CDC Report Shows US Life Expectancy Dropped, Youth At Risk

( – The Centers for Disease Control and Prevention (CDC) revealed devastating news on Thursday. Their latest report confirmed that life expectancy in the US is at its lowest point since 1996, a concerning trend that was accelerated by the pandemic and other related causes.

The latest data reveals that the US has erased approximately 25 years’ worth of advances in health. Unfortunately, the average life expectancy rate fell from 77 years to 76.4 years. This rate dropped in every age category over the age of 1 year. Heart disease, cancer, and COVID-19 remained the top 3 leading causes of death in 2021, similar to trends from 2020. Something else to note is that younger individuals are dying more than in previous years, with 137,000 more deaths reported in 2021 among those aged 25 to 64.

Another leading cause of death and contributor to the reduction in life expectancy may have been a drug overdose. There were more drug overdose deaths in 2021 than there were in 2020. They also currently account for more than one-third of all accidental deaths in the nation. Most of the drug-related deaths were due to opioids or synthetic opioids, such as fentanyl, as well as other illegal drugs such as cocaine.

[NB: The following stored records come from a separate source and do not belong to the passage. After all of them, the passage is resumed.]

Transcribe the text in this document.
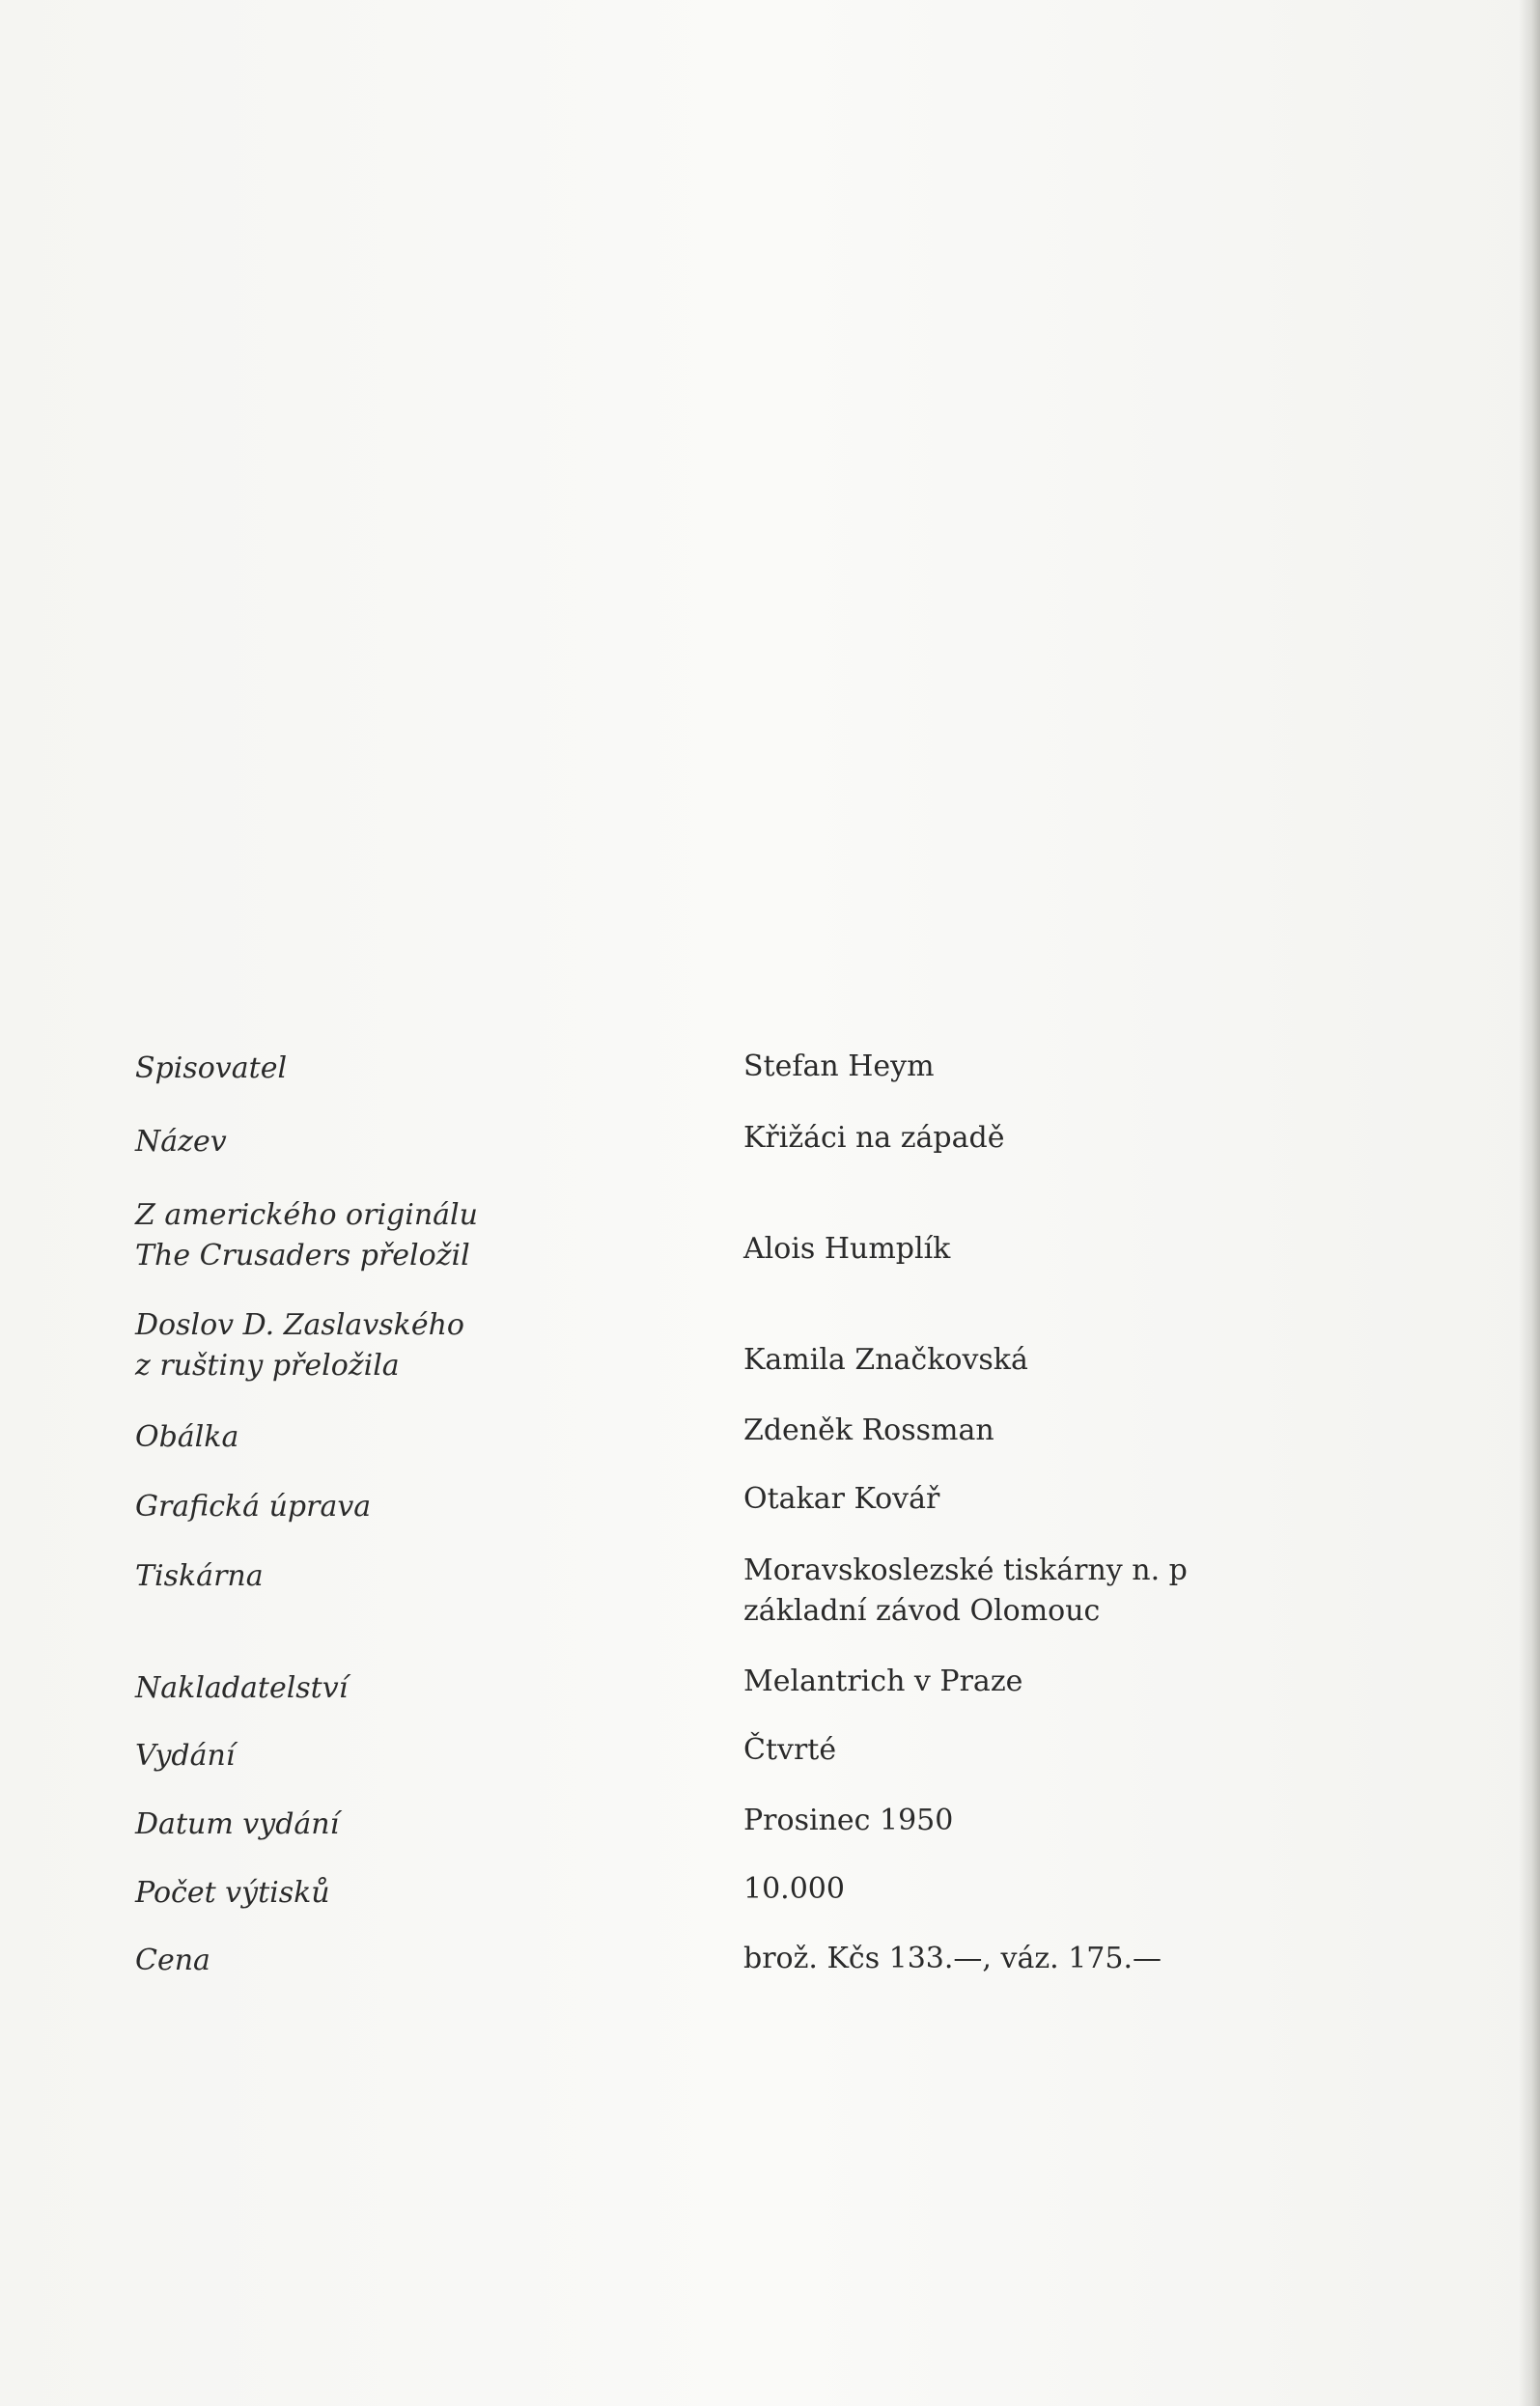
Spisovatel	Stefan Heym
Název	Křižáci na západě
Z amerického originálu
The Crusaders přeložil	Alois Humplík
Doslov D. Zaslavského
z ruštiny přeložila	Kamila Značkovská
Obálka	Zdeněk Rossman
Grafická úprava	Otakar Kovář
Tiskárna	Moravskoslezské tiskárny n. p
základní závod Olomouc
Nakladatelství	Melantrich v Praze
Vydání	Čtvrté
Datum vydání	Prosinec 1950
Počet výtisků	10.000
Cena	brož. Kčs 133.—, váz. 175.—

Young Americans are suffering and dying at worrisome rates, and the federal government is paying little attention. While many may not necessarily be dying directly from the pandemic, most are dying from the indirect effects of the virus and related restrictions. Forced isolation for long periods of time worsened the mental health of our youth. 37% of high school students felt they experienced poor mental health and 44% reported feeling sad or hopeless in 2021.

Depression, suicide rates/attempts, and feelings of despair and economic insecurity have only exacerbated since most states implemented draconian restrictions to supposedly “curb” the pandemic. Now we learn that most of these restrictions did more harm than good, reversing decades’ worth of advancements in every area, including the education of our very same children. The average child in this country is behind in school, and it’s going to take years to fix that. US Surgeon General Vivek Murthy admitted last year that emergency room visits for suspected suicide attempts in early 2021 rose by 51% for adolescent girls – compared to only 4% of adolescent boys.

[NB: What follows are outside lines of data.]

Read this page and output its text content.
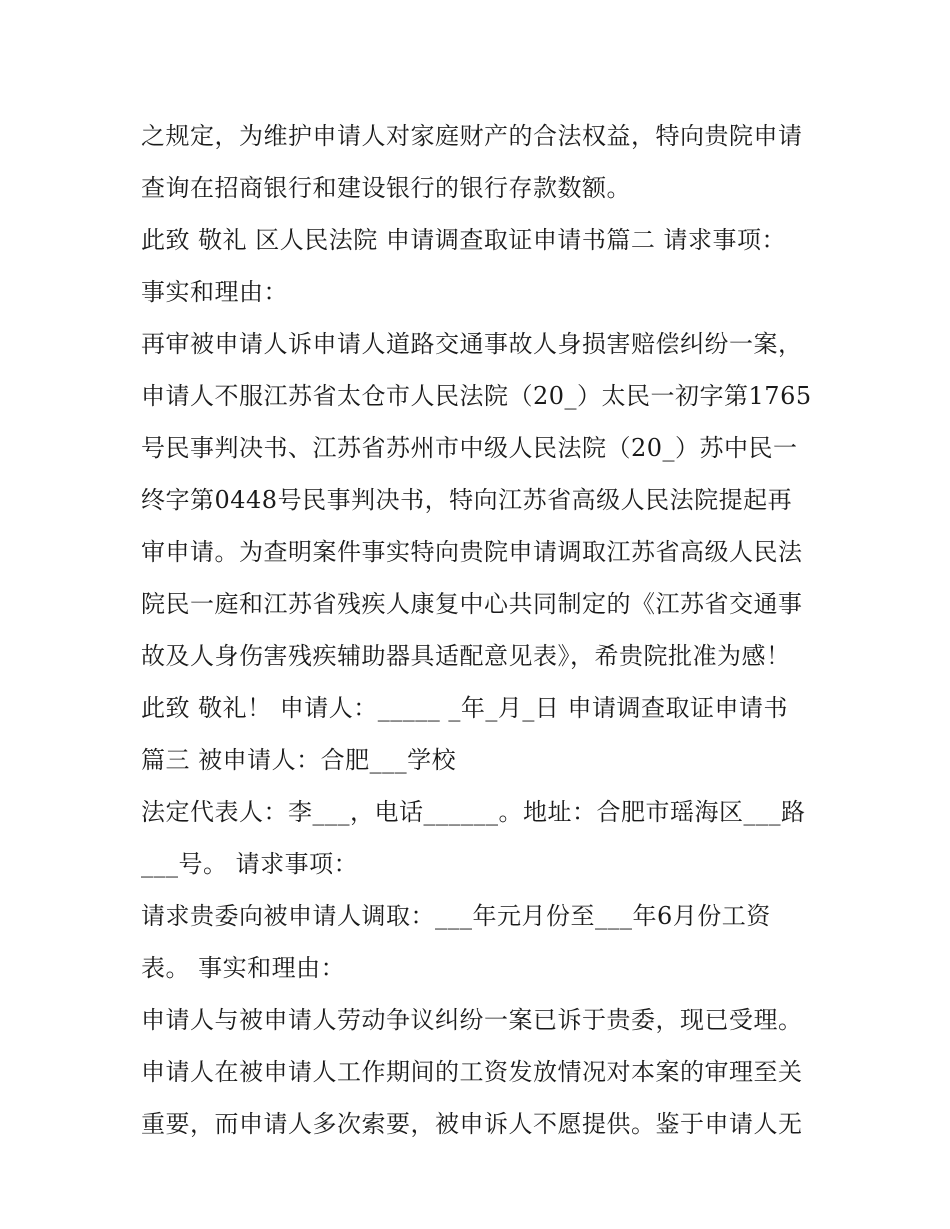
之规定，为维护申请人对家庭财产的合法权益，特向贵院申请
查询在招商银行和建设银行的银行存款数额。
此致 敬礼 区人民法院 申请调查取证申请书篇二 请求事项：
事实和理由：
再审被申请人诉申请人道路交通事故人身损害赔偿纠纷一案，
申请人不服江苏省太仓市人民法院（20_）太民一初字第1765
号民事判决书、江苏省苏州市中级人民法院（20_）苏中民一
终字第0448号民事判决书，特向江苏省高级人民法院提起再
审申请。为查明案件事实特向贵院申请调取江苏省高级人民法
院民一庭和江苏省残疾人康复中心共同制定的《江苏省交通事
故及人身伤害残疾辅助器具适配意见表》，希贵院批准为感！
此致 敬礼！ 申请人：_____ _年_月_日 申请调查取证申请书
篇三 被申请人：合肥___学校
法定代表人：李___，电话______。地址：合肥市瑶海区___路
___号。 请求事项：
请求贵委向被申请人调取：___年元月份至___年6月份工资
表。 事实和理由：
申请人与被申请人劳动争议纠纷一案已诉于贵委，现已受理。
申请人在被申请人工作期间的工资发放情况对本案的审理至关
重要，而申请人多次索要，被申诉人不愿提供。鉴于申请人无
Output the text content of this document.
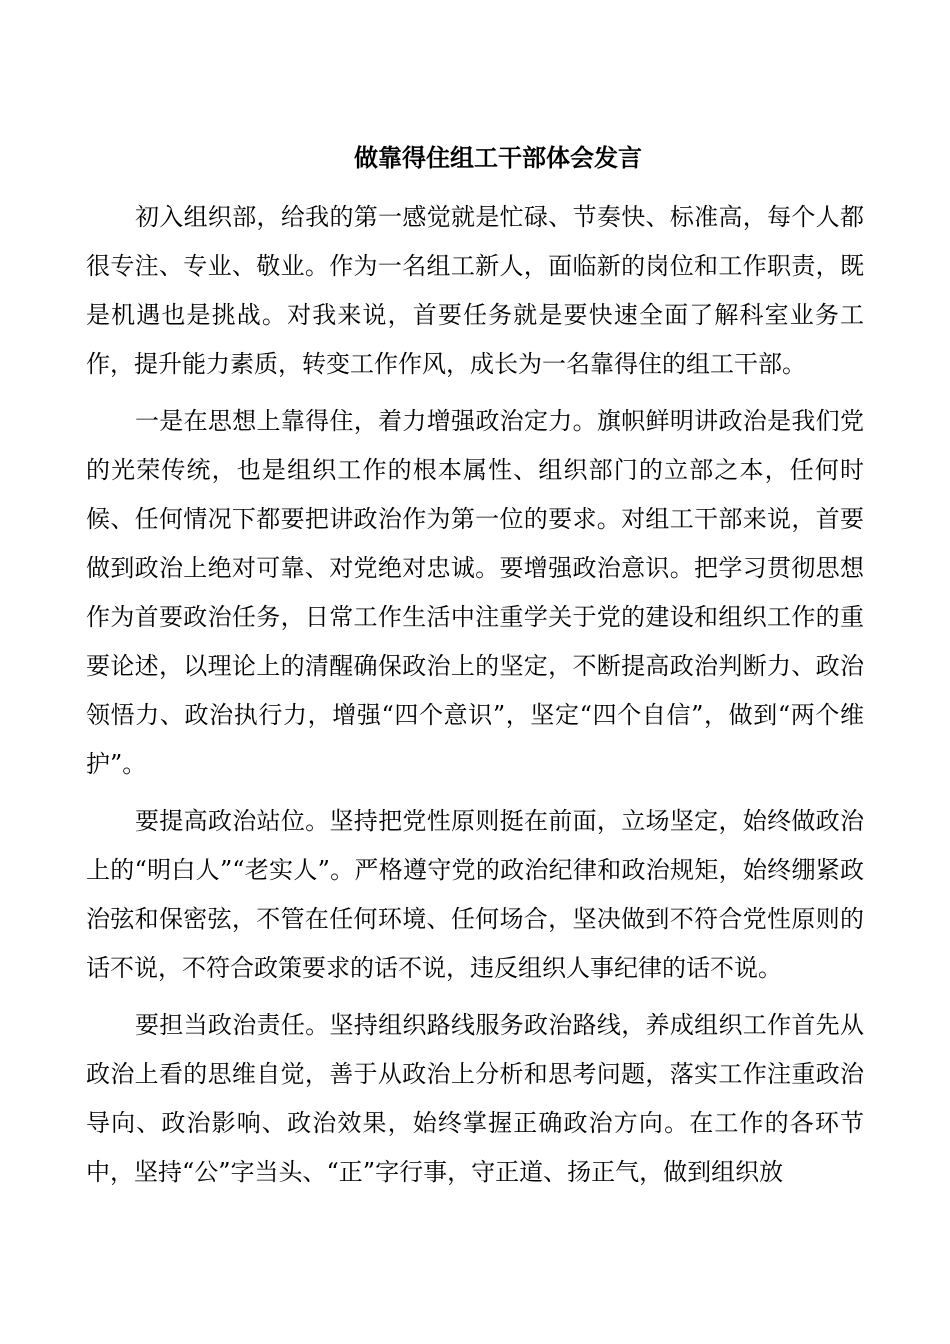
做靠得住组工干部体会发言

初入组织部，给我的第一感觉就是忙碌、节奏快、标准高，每个人都很专注、专业、敬业。作为一名组工新人，面临新的岗位和工作职责，既是机遇也是挑战。对我来说，首要任务就是要快速全面了解科室业务工作，提升能力素质，转变工作作风，成长为一名靠得住的组工干部。

一是在思想上靠得住，着力增强政治定力。旗帜鲜明讲政治是我们党的光荣传统，也是组织工作的根本属性、组织部门的立部之本，任何时候、任何情况下都要把讲政治作为第一位的要求。对组工干部来说，首要做到政治上绝对可靠、对党绝对忠诚。要增强政治意识。把学习贯彻思想作为首要政治任务，日常工作生活中注重学关于党的建设和组织工作的重要论述，以理论上的清醒确保政治上的坚定，不断提高政治判断力、政治领悟力、政治执行力，增强“四个意识”，坚定“四个自信”，做到“两个维护”。

要提高政治站位。坚持把党性原则挺在前面，立场坚定，始终做政治上的“明白人”“老实人”。严格遵守党的政治纪律和政治规矩，始终绷紧政治弦和保密弦，不管在任何环境、任何场合，坚决做到不符合党性原则的话不说，不符合政策要求的话不说，违反组织人事纪律的话不说。

要担当政治责任。坚持组织路线服务政治路线，养成组织工作首先从政治上看的思维自觉，善于从政治上分析和思考问题，落实工作注重政治导向、政治影响、政治效果，始终掌握正确政治方向。在工作的各环节中，坚持“公”字当头、“正”字行事，守正道、扬正气，做到组织放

I think it’s time for an all-of-the-above method and holistic approach to fixing this crisis. Our children need the adults in the room to get a grip and commit to common sense policies. The federal government needs to address this problem and stop repeating the same mistakes anytime another pandemic comes our way. These data points should be a wake-up call for everyone.

Seeing as heart disease remains the #1 leading cause of death, schools should do a better job of educating children on keeping themselves active, exercising, and eating healthy. Workplaces should implement programs to incentivize employees to do the same. Taking a proactive approach instead of a reactive approach may help prevent sudden or chronic-related deaths in the future, or at least make most of these deaths less likely in the long run. Encouraging others to seek help and to stay distracted may help alleviate symptoms related to poor mental health.

Stay connected and check in on your friends and family every now and then. You never know what anyone is going through. Making sure your loved ones feel supported can go a long way to improving one’s mental health and overall quality of life.